Star-Vehikel: ‚Lucrezia Borgia‘ – konzertant in der Deutschen Oper****

Die slowakische Koloratursängerin Edita Gruberovà ist ein musikalisches Phänomen: obwohl bereits im  ‚Rentenalter‘ vermag sie noch immer in den grossen Rollen der Bellini oder Donizetti-Opern aufzutreten und – wie auch jetzt wieder in Berlin – das Publikum zu Jubelstürmen hinzureissen.
Es ist ihre fabelhafte Gesangstechnik und ihre langjährige Bühnenerfahrung, die ihr ermöglichen, souverän Mittelpunkt und Beherrscherin des musikalischen Geschehens zu sein. Die Koloraturen blitzen und perlen, die Mittellage wird ausdrucksstark eingesetzt und in den grossen Ensembles überstrahlt ihre klare Stimme mühelos die verschiedenen Partner, Chor und Orchester. In diesem Sinn ist die Gruberovà ein Stimm-Wunder. Doch sind die Schattenseiten nicht mehr zu überhören: die Tiefe bleibt flach, die Höhen neigen im Forte zur Schärfe, die ursprüngliche Elastizität und Schönheit der Stimme sind brüchig – hier verlangt das menschliche Alter seinen Tribut , auch wenn die grossartige Technik ihrer Stimmführung weitgehend darüberhinweg zu täuschen vermag.
Noch beherrscht ihr Auftritt die Bühne, die diesmal in der Deutschen Oper zum Konzertsaal umfunktioniert ist: in der Mitte das Orchester, dahinter der Chor (wobei die Herren mehr zu singen haben als die Damen) und an der Rampe die Solisten.

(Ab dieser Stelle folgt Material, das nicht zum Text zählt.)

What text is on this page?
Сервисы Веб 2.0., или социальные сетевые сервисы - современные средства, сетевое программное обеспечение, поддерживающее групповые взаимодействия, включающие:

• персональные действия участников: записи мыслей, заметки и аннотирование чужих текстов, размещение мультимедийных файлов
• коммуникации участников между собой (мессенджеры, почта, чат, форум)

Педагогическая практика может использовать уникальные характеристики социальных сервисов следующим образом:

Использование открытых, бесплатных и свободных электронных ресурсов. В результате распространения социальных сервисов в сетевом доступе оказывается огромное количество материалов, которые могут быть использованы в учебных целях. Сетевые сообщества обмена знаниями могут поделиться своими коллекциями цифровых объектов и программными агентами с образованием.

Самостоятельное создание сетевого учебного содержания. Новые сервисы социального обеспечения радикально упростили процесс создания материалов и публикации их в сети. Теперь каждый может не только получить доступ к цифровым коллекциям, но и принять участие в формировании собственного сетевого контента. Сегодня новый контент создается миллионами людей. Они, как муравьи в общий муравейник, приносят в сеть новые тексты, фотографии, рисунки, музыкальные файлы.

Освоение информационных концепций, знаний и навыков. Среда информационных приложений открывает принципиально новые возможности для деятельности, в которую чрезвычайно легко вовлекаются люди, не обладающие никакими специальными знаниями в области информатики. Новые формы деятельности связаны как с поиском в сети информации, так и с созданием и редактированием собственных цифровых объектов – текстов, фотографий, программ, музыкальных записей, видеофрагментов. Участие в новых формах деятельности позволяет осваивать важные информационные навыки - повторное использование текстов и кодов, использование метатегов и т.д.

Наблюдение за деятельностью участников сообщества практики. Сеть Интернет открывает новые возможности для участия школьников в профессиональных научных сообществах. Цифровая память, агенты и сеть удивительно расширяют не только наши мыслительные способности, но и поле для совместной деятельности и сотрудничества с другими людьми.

Gaetano Donizettis selten gespielte „Lucrezia Borgia“ (1833 in Mailand uraufgeführt) basiert auf einem umgearbeiteten Schauerstück von Victor Hugo, in welchem der Herzog von Ferrara einen ihm unbekannten Sohn seiner zweiten Gemahlin Lucrezia Borgia umbringen lässt, weil er ihn fälschlicherweise für ihren Liebhaber hält. In dieser Fassung ist Lucrezia Borgia nicht die kalte Verführerin, sondern eine liebenden Mutter. Die Musik enthält zwar manch Formelhaftes oder Vorgestanztes, überrascht aber insgesamt durch zart-empfundene Melodien und temporeiche, mitreissende Ensembles.
Der Dirigent Andrjy Yurkevych (von Gruberovà als Gast mitgebracht) befeuert das Orchester und den vorzüglichen Chor der Deutschen Oper zu spannungsgeladenem Musizieren, nur gelegentlich lässt er die Lautstärke zu stark anschwellen und so die Solisten übertönen. Neben der die Aufführung dominierenden Gruberovà, die in einem rostroten Abendkleid mit Gold-Applikation auftritt, sind es zwei noch junge, aber schon zu internationalem Ruhm gekommene Männer die begeistern: der Slovake Pavol Breslik mit geschmeidigem, lyrisch timbriertem Tenor und der Italiener Alex Esposito, ein kerniger, eher hochgelagerter Bass, dessen tiefen Tönen noch ein bisschen die Fülle fehlt. Das Haus-Ensemble-Mitglied Jana Kurucovà kann als geläufiger Mezzosopran in einer kleineren Hosenrolle bestens mithalten.
Die italienischen Opern der Belcanto-Zeit sind überwiegend Stimmfeste: so auch diese „Lucrezia Borgia“ mit der immer noch erstaunlichen Edita Gruberovà – eine szenische Realisierung hat deshalb wohl keiner vermisst.